Today, technology has become complex. Life-sciences innovation has its quirks like any other area. A lot of work in biology and medicine today, depends on the ability to use state of the art technology, which is evolving and changing at a fast rate. The cost of sequencing, for example, is decreasing very quickly  (Flatley’s law).  Availability and accessibility to technologies like NextGen sequencing help science to be state of the art, as well as better. These technologies, are expensive, have a short lifespan and require significant expertise to use. Which means, we require not just cutting-edge equipment, but also expert manpower.  An ecosystem that provides easy access to state of the art technologies along with expertise in using it, is essential for promoting good science-entrepreneurship.  

Most starting science-entrepreneurs are good at their science and technology skills but lacking in other skills that are often crucial for success.
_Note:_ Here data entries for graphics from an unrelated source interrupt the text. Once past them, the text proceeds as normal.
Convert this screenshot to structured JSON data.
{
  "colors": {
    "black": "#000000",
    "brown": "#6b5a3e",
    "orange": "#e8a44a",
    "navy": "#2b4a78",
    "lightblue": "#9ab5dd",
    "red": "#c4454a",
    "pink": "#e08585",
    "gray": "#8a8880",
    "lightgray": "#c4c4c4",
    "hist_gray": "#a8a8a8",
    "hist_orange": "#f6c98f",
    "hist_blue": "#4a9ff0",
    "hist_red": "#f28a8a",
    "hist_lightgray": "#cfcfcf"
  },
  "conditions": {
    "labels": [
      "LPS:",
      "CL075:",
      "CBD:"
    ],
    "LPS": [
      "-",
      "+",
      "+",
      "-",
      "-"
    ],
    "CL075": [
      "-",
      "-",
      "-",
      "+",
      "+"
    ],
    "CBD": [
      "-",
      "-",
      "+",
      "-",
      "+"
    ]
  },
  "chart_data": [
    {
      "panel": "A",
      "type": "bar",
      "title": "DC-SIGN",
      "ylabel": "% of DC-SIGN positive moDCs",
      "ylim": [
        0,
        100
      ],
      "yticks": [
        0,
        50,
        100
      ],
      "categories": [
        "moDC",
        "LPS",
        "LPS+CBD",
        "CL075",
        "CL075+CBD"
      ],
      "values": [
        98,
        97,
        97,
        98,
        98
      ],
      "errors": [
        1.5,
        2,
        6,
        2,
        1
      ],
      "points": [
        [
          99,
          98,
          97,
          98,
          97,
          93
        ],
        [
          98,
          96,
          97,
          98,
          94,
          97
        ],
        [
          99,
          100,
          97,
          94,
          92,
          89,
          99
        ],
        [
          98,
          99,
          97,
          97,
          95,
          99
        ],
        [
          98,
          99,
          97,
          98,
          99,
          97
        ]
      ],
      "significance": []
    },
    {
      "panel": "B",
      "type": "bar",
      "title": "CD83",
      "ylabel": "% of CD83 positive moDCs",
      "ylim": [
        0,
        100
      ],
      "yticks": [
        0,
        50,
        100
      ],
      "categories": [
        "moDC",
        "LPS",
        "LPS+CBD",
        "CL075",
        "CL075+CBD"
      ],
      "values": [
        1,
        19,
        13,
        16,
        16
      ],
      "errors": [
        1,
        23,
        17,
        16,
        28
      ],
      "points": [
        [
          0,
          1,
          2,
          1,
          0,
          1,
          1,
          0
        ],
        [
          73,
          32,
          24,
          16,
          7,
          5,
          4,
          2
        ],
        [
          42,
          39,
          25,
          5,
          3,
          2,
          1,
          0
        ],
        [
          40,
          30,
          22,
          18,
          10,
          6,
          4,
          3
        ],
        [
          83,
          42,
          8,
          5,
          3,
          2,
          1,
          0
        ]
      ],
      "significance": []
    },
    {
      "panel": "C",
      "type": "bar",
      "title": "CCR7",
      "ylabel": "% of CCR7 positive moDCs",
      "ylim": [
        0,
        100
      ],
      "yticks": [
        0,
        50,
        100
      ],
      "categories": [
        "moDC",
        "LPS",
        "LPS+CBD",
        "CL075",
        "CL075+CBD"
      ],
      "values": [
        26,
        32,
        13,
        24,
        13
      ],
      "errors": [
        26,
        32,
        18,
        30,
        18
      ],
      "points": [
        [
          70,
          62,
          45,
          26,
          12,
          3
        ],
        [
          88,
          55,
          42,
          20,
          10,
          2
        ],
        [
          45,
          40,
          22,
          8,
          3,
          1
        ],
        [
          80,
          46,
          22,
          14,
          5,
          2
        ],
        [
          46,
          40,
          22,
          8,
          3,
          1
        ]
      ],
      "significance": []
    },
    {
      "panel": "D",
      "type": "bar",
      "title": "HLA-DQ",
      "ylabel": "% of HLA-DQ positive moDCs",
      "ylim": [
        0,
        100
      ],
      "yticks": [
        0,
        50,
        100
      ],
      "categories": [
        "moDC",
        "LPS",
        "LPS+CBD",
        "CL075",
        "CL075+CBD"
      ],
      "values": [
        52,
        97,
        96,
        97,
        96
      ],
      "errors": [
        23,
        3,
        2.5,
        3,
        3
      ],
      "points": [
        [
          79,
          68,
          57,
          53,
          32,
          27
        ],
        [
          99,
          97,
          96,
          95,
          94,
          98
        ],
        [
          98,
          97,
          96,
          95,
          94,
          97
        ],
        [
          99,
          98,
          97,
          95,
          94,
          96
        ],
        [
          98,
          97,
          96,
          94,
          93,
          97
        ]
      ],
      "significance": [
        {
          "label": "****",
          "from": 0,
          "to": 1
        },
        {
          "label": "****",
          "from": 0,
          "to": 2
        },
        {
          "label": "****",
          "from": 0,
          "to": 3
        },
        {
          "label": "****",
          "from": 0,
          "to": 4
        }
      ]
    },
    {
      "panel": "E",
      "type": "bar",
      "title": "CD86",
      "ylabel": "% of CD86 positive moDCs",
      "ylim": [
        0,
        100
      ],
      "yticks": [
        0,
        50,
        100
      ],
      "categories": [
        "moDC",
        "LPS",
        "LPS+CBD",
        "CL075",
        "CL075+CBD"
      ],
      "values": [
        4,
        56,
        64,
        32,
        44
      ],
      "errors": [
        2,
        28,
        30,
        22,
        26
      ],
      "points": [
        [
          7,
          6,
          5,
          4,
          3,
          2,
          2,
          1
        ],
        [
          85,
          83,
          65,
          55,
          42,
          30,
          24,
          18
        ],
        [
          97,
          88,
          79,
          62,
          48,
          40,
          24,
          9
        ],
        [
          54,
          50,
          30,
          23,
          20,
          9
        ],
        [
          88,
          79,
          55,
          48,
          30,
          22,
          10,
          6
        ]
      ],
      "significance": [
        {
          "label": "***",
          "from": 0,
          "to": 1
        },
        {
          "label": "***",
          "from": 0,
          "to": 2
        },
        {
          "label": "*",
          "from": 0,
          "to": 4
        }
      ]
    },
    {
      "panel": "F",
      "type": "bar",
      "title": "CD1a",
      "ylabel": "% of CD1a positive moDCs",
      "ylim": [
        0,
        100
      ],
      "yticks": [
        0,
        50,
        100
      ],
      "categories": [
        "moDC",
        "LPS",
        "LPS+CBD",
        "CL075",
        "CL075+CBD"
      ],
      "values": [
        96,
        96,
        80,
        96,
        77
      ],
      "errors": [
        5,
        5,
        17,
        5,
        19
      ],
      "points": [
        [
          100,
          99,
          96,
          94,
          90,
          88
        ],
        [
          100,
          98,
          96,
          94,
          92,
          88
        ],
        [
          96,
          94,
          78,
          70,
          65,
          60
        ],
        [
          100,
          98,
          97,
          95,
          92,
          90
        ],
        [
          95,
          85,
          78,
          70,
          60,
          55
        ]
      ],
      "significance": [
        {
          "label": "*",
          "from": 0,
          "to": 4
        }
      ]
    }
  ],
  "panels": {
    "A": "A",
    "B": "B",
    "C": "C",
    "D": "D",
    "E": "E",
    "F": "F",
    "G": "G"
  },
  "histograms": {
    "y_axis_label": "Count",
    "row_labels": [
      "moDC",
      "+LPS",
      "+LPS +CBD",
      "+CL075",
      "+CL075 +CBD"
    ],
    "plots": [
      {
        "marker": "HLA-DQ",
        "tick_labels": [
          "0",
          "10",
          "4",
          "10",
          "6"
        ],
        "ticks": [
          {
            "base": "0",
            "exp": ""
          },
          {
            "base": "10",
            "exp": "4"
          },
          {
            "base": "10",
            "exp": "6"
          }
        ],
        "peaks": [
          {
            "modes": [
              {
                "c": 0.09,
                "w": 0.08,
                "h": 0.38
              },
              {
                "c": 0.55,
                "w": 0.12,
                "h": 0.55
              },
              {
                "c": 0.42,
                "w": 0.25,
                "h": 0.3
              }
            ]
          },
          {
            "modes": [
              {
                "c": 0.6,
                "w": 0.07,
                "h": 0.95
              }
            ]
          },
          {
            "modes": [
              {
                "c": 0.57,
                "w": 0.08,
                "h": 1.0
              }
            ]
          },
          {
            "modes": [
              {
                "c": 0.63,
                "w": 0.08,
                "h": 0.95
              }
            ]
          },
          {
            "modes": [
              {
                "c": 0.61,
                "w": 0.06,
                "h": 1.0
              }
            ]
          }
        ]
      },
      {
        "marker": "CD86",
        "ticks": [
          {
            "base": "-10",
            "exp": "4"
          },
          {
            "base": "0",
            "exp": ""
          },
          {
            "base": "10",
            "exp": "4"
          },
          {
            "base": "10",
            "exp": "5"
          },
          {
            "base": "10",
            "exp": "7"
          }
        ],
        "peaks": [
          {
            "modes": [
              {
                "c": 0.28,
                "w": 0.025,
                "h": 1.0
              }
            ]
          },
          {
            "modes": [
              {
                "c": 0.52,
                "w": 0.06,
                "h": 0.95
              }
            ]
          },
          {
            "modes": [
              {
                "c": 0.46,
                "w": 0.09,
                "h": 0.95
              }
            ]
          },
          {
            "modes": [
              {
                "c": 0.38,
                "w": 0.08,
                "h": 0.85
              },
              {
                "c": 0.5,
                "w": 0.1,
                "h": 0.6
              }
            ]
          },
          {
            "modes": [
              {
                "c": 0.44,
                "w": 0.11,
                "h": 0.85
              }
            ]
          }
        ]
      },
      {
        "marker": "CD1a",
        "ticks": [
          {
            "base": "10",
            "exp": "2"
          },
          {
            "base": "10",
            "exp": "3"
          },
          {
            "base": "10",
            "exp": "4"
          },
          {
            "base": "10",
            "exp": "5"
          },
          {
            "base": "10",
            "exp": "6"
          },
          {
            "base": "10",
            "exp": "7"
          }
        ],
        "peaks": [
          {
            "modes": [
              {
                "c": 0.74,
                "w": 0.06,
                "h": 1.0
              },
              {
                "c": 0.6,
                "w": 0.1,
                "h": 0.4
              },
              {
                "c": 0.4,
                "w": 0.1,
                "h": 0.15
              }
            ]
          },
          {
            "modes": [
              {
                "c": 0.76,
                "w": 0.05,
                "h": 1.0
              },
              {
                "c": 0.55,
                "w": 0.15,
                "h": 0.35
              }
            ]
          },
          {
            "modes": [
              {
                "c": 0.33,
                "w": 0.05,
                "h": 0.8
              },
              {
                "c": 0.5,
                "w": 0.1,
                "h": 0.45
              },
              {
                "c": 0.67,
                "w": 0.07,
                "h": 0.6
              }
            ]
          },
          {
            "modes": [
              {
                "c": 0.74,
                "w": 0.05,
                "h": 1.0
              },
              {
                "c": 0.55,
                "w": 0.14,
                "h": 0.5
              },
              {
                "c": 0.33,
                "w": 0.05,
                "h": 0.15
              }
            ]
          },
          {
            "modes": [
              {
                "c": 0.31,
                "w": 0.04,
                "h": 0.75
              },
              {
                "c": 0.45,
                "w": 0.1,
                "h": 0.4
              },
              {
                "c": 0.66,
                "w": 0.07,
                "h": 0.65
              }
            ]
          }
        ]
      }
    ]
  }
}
These enterprises need help in making business plans, getting connected to the right mentors, running the business – help with Human Resources and the many other things that go into creating a successful and marketable product.  Often, the entrepreneurs run around and spend a lot of time to acquire and learn these skills.  An ecosystem where there is a constant support for many of such soft needs will relieve more time of the inventor/developer to focus on the product. Interestingly, this often happens over a period of time in most incubation facilities, where there are incubatees are at different stages. They begin to learn from each other.  So, an ecosystem that can support start-ups at different stages is critical.

Incidentally, the best places where such ecosystems can be created are close to large academic centres. In the Indian context, the leadership of the academic entity plays a key role.  A supportive leadership that also encourages its faculty, students and other scientists to engage in entrepreneurial activity goes a long way in greasing the wheels.  This also enables creation of new science-entrepreneurship and encourages these minds to think of ways to convert their discoveries into innovations that can translate into useful products and solutions. 
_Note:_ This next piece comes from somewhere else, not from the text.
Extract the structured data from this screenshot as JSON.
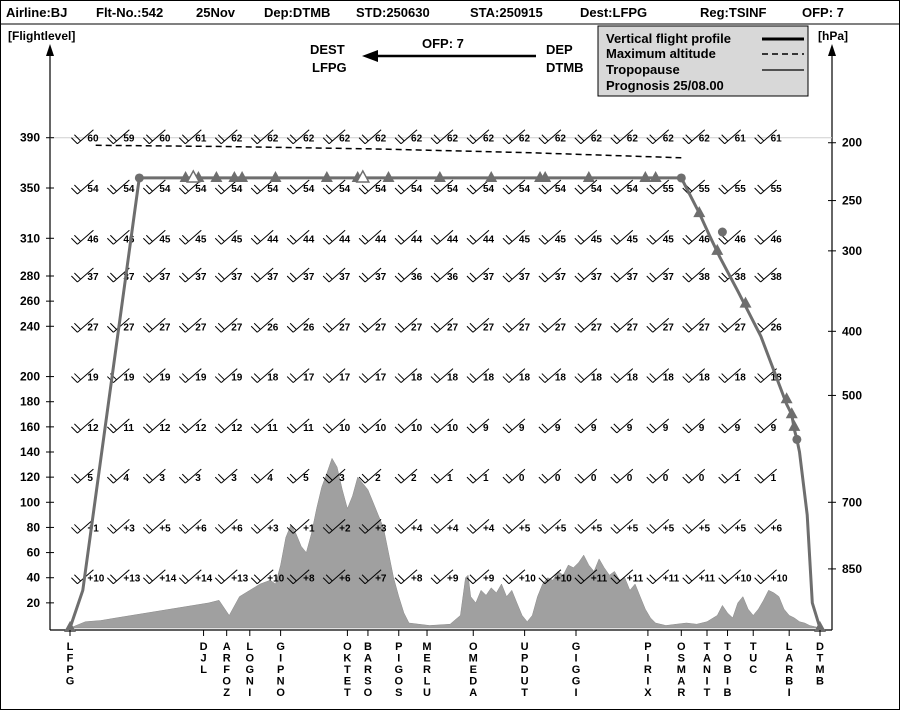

I have not addressed the need for funding – the presence of small funding that will allow discoveries to be converted into innovations, is also a key element.  These seed funds can go a long way to test several proof-of-concept ideas quickly in an enabling environment. This can prove to be a great bonus in an ecosystem aiming to accelerate science entrepreneurship.  

Finally, as Peter Drucker famously said, “culture eats strategy for breakfast”. While much of the above can be easily created, the most difficult is to create an ecosystem that is culturally supportive of innovative science- entrepreneurship and celebrates failures as much as successes of the enterprises that get seeded.